Chemical, textural and structural evolution of Ni1−xO nanoparticles upon isothermal air heating

• Nanometric (4 nm) monodisperse Ni1−xO (7% Ni3+) particles are air-heated at 320 °C.
• Saturation in oxygen (4% Ni3+) and maximum in strains are reached simultaneously.
• Strains and excess oxygen are then released upon further isothermal heating.
• Final loss of oxygen requires transient creation of new crystallite boundaries.
• Final loss of oxygen requires the transient increase in % Ni3+.

The isothermal air heating (320 °C) of monolithic nanometric Ni1−xO (∼4 nm, 7% Ni3+) particles results in their sintering and concomitant loss of excess oxygen, leading to almost stoichiometric monolithic larger particles (∼7 nm, 0.5% Ni3+).
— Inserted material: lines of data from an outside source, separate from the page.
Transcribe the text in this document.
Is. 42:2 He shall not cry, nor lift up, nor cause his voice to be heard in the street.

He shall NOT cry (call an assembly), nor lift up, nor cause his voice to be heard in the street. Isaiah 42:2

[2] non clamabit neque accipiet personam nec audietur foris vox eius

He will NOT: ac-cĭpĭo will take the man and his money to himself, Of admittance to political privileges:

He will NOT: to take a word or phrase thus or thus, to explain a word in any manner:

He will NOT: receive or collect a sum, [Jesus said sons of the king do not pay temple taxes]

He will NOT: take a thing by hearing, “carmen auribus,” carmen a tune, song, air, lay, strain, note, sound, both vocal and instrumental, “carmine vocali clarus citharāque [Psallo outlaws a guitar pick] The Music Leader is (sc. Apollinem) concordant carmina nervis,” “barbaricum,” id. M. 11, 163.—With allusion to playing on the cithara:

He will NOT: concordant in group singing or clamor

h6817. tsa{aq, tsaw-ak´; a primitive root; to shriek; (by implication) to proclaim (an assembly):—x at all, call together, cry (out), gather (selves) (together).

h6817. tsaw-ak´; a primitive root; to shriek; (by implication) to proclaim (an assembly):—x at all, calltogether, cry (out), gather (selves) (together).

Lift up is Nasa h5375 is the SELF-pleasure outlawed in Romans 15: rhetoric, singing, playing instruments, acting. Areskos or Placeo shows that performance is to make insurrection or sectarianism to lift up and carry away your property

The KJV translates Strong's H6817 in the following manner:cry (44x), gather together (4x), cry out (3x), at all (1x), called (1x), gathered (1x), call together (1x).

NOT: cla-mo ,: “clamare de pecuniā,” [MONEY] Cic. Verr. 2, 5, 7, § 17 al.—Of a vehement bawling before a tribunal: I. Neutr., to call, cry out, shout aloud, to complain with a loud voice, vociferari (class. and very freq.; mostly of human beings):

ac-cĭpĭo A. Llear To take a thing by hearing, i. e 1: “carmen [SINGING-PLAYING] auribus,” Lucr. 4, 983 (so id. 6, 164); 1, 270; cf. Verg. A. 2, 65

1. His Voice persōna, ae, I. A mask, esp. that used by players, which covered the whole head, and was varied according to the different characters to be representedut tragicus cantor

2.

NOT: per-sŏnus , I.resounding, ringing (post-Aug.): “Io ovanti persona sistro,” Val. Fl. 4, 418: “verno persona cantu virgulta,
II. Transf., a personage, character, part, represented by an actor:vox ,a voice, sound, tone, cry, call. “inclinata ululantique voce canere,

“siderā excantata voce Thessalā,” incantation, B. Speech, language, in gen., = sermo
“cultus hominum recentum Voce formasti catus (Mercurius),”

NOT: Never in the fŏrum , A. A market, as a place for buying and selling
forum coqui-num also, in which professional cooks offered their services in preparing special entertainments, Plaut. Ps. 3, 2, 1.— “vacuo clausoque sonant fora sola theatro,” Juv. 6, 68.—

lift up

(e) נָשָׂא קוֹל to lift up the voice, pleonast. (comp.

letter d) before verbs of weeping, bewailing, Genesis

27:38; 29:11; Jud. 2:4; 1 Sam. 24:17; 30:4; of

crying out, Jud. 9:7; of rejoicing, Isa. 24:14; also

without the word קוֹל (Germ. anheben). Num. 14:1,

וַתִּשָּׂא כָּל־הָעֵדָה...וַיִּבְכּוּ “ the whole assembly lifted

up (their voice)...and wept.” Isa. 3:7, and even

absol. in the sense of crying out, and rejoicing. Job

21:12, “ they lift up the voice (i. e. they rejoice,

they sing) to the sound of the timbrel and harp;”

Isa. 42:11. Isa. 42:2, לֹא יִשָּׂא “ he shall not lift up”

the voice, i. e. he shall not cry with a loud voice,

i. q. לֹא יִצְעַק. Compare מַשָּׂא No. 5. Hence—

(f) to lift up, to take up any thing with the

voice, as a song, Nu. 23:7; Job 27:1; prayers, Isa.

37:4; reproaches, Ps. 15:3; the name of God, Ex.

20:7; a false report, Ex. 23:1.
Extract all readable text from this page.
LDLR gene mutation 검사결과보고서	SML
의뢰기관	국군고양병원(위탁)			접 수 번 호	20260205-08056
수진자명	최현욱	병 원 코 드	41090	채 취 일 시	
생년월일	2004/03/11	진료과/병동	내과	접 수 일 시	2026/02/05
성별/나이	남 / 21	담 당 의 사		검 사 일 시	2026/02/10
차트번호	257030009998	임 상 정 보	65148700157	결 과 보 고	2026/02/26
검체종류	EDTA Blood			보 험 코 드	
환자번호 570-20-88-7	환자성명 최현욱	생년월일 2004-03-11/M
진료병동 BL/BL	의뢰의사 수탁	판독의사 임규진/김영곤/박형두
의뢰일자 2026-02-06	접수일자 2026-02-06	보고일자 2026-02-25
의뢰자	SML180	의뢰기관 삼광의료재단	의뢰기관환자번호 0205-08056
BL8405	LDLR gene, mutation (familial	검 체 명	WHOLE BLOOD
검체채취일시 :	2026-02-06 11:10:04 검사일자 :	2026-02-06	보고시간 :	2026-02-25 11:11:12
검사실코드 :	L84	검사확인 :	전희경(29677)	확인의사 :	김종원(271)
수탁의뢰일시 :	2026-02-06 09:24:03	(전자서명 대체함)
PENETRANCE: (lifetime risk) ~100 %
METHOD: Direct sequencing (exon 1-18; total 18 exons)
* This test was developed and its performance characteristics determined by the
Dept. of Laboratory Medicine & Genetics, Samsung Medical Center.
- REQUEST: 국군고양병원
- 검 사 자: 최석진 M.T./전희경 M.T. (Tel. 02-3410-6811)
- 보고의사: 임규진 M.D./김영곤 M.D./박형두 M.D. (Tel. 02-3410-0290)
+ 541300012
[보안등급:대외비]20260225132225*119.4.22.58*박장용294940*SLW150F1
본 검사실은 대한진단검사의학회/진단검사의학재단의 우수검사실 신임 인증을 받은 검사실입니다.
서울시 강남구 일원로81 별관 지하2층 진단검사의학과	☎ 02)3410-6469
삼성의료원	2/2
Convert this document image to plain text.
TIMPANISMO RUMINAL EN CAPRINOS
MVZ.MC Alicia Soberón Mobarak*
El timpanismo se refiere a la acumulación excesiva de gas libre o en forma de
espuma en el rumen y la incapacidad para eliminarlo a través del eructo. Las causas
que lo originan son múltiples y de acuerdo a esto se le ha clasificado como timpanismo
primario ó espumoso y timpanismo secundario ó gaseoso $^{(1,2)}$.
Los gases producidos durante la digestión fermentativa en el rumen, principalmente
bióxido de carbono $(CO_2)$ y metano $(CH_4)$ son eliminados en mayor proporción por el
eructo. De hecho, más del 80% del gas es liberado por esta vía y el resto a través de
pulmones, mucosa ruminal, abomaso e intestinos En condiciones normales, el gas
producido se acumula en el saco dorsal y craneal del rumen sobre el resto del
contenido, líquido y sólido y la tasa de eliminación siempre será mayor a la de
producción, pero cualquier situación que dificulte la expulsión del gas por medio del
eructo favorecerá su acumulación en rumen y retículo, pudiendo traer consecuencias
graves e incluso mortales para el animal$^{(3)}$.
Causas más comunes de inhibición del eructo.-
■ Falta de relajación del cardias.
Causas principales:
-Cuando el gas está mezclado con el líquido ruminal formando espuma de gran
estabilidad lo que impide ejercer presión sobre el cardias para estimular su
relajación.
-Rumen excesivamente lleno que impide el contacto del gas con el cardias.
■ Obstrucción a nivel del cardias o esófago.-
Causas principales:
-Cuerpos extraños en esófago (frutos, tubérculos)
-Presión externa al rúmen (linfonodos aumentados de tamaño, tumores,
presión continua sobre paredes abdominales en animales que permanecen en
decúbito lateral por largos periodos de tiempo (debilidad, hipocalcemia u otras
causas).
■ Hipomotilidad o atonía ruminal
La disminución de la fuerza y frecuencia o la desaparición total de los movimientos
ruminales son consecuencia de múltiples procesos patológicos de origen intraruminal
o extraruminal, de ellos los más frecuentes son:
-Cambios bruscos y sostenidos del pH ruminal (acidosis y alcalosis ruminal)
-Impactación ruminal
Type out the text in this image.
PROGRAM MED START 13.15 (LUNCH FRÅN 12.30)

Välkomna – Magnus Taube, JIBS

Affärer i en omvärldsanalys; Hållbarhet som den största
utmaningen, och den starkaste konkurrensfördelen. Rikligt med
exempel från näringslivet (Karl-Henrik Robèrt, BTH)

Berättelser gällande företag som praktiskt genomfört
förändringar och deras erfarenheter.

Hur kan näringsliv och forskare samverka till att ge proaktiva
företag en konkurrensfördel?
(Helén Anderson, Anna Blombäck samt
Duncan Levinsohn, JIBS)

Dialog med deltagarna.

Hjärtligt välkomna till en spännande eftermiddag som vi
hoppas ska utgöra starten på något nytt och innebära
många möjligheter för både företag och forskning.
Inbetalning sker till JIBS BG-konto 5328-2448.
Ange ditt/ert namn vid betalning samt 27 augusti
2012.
By coupling crystallographic, thermal, textural and chemical analyses of the powders along heating, we could demonstrate that their evolutions in structure, texture and chemical composition are intimately linked and non-monotonous. First, while the particles/crystallites progressively coalesce and increase in size, their level of crystallographic strains increases until a saturation step in oxygen is reached (8 h). With time, this excess in oxygen is then progressively released, as well as the associated strains, and then the particles size and specific surface area stabilize (13 h). Beyond 13 h, the level of strains still monotonously decreases while a transient gain in oxygen/weight and a temporary decrease in crystallite size are observed before the final monolithic powder is produced (34 h).